Ce qui frappe d’abord, c’est l’engagement radical du film envers son concept. Enfermer son protagoniste dans un minuscule sous-marin explorant un océan de sang est une idée forte, presque absurde dans son minimalisme, mais redoutablement efficace sur le plan sensoriel. La claustrophobie est palpable, l’espace restreint devient une prison mentale, et la bande-son joue un rôle crucial dans la montée de l’angoisse. Là où beaucoup de productions d’horreur contemporaines misent sur l’accumulation d’effets ou de jumpscares, Iron Lung choisit la retenue, la lenteur, l’attente. Cette fidélité à l’esprit du jeu d’origine constitue l’un de ses principaux atouts et on sent un respect sincère pour la matière première et une volonté de ne pas trahir l’expérience initiale.
Le film bénéficie également de son statut indépendant. L’absence de studio omniprésent se ressent dans la liberté formelle, dans le refus de rendre l’univers plus explicite ou plus « grand public ». Il y a une cohérence artistique dans cette approche austère. L’univers reste volontairement opaque, presque abstrait, et le spectateur est contraint d’accepter de ne pas tout comprendre. Cette radicalité donne au film une identité forte.

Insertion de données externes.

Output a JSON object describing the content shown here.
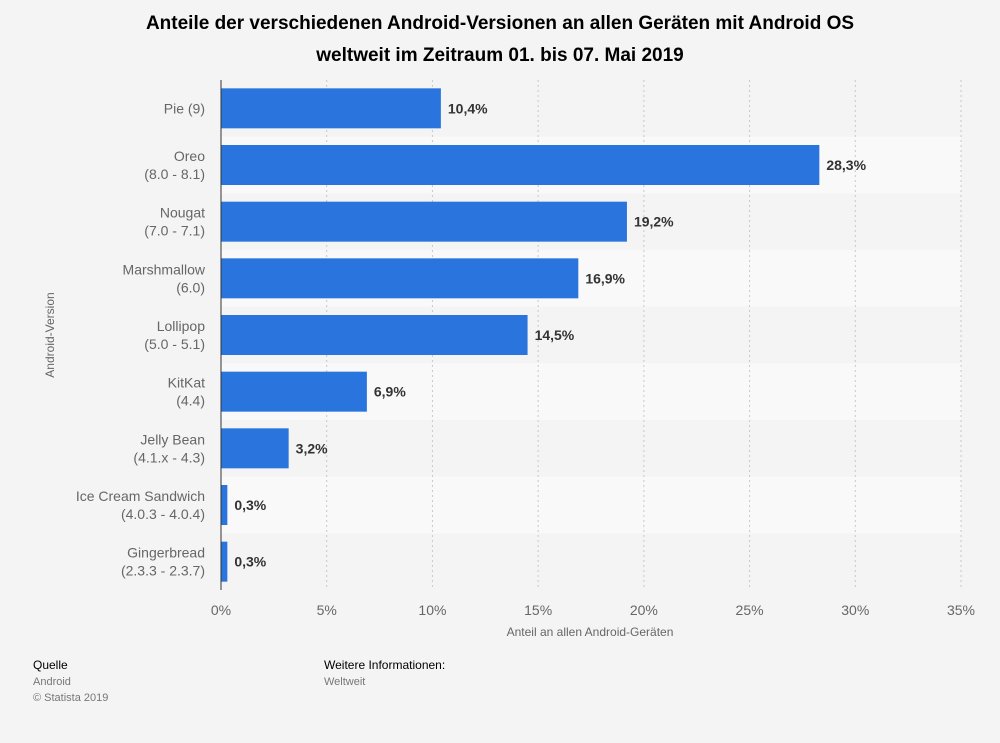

Cependant, cette même radicalité devient aussi sa principale limite. Le rythme extrêmement lent, étiré sur une durée conséquente, finit par mettre à l’épreuve la patience du spectateur. Là où le jeu vidéo compensait la répétition par l’interactivité et l’implication directe du joueur, le film n’a que l’image et le son pour maintenir l’attention. Certaines séquences donnent l’impression de tourner en rond, de répéter les mêmes motifs sans réelle progression dramatique. La tension, initialement efficace, se dilue parfois dans l’attente prolongée d’un événement qui tarde à venir. Le minimalisme devient alors synonyme de stagnation.
![]() |
| Copyright moviexchange |
Le scénario, volontairement elliptique, peut également laisser une partie du public à distance. Les enjeux globaux restent flous, les éléments de contexte sont à peine esquissés, et le protagoniste lui-même manque d’épaisseur psychologique. L’identification émotionnelle est limitée car on partage son enfermement, mais rarement ses tourments intérieurs. Pour les spectateurs déjà familiers de l’univers du jeu ou du créateur, cela peut suffire. Pour les autres, l’expérience peut paraître hermétique, presque indifférente à leur besoin de compréhension.

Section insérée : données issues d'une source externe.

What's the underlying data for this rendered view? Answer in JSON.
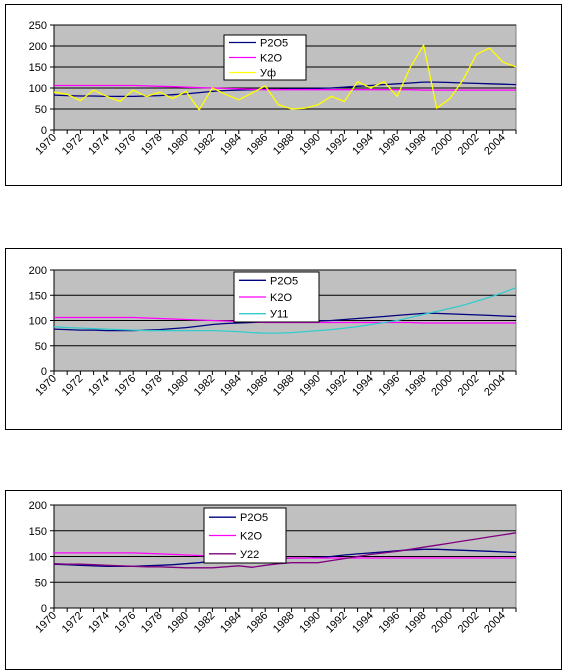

C’est précisément là que les séances exclusives en France jouent un rôle ambivalent. En concentrant la diffusion sur quelques jours seulement, les exploitants ont transformé le film en événement ponctuel, presque en rite de passage pour les curieux et les fans. Cette rareté crée une aura, une forme d’exclusivité qui renforce l’attrait. Aller voir Iron Lung devient un acte volontaire, presque militant, et l’expérience collective en salle amplifie l’immersion. Dans le noir, le silence partagé accentue la tension et donne au film une puissance que le visionnage domestique aurait peut-être amoindrie.

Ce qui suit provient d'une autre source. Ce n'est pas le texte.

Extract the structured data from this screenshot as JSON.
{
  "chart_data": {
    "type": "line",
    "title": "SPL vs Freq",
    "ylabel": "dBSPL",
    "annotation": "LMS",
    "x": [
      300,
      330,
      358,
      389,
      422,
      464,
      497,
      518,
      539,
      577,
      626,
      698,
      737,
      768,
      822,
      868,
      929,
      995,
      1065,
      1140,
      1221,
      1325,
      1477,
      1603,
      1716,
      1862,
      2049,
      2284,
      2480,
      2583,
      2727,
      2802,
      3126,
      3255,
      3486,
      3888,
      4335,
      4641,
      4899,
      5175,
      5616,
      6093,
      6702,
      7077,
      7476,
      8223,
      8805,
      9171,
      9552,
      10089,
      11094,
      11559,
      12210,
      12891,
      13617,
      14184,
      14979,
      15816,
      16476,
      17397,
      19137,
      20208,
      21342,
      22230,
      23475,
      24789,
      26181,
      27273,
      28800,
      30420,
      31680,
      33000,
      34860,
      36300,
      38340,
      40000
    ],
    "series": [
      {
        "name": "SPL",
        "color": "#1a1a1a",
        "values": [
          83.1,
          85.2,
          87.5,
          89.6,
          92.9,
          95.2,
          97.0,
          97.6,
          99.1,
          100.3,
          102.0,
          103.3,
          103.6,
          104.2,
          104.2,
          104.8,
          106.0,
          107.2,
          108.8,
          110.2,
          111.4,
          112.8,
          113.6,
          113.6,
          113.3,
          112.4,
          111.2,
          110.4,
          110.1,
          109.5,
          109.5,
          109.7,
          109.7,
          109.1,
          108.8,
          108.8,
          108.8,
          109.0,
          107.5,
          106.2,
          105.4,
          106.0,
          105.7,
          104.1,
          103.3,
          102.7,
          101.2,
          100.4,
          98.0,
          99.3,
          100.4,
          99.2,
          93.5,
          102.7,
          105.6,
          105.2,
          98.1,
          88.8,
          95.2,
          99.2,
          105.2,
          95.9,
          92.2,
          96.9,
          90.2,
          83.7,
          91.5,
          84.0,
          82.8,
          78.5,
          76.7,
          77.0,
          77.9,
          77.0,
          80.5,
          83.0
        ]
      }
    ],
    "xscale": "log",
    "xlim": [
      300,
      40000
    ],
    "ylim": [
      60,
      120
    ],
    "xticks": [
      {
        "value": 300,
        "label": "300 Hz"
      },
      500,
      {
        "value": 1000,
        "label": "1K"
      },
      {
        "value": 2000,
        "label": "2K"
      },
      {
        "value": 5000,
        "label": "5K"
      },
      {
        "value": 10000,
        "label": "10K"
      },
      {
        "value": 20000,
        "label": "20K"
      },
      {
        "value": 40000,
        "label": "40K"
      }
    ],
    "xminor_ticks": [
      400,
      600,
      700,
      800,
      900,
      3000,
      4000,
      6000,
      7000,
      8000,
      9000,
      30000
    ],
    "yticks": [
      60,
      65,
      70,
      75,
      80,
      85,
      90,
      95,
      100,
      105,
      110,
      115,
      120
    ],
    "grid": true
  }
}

Mais cette stratégie a aussi ses revers. En limitant drastiquement l’accès, le film s’adresse essentiellement à un public déjà informé et motivé. Il ne bénéficie pas du temps nécessaire pour trouver progressivement son audience. Le bouche-à-oreille, pourtant crucial pour ce type d’œuvre, est contraint par le calendrier. Ceux qui hésitent ou découvrent le film trop tard n’ont tout simplement pas l’occasion de le voir en salle. Ce choix renforce son statut d’objet culte potentiel, mais au prix d’une visibilité restreinte et d’une réception plus confidentielle.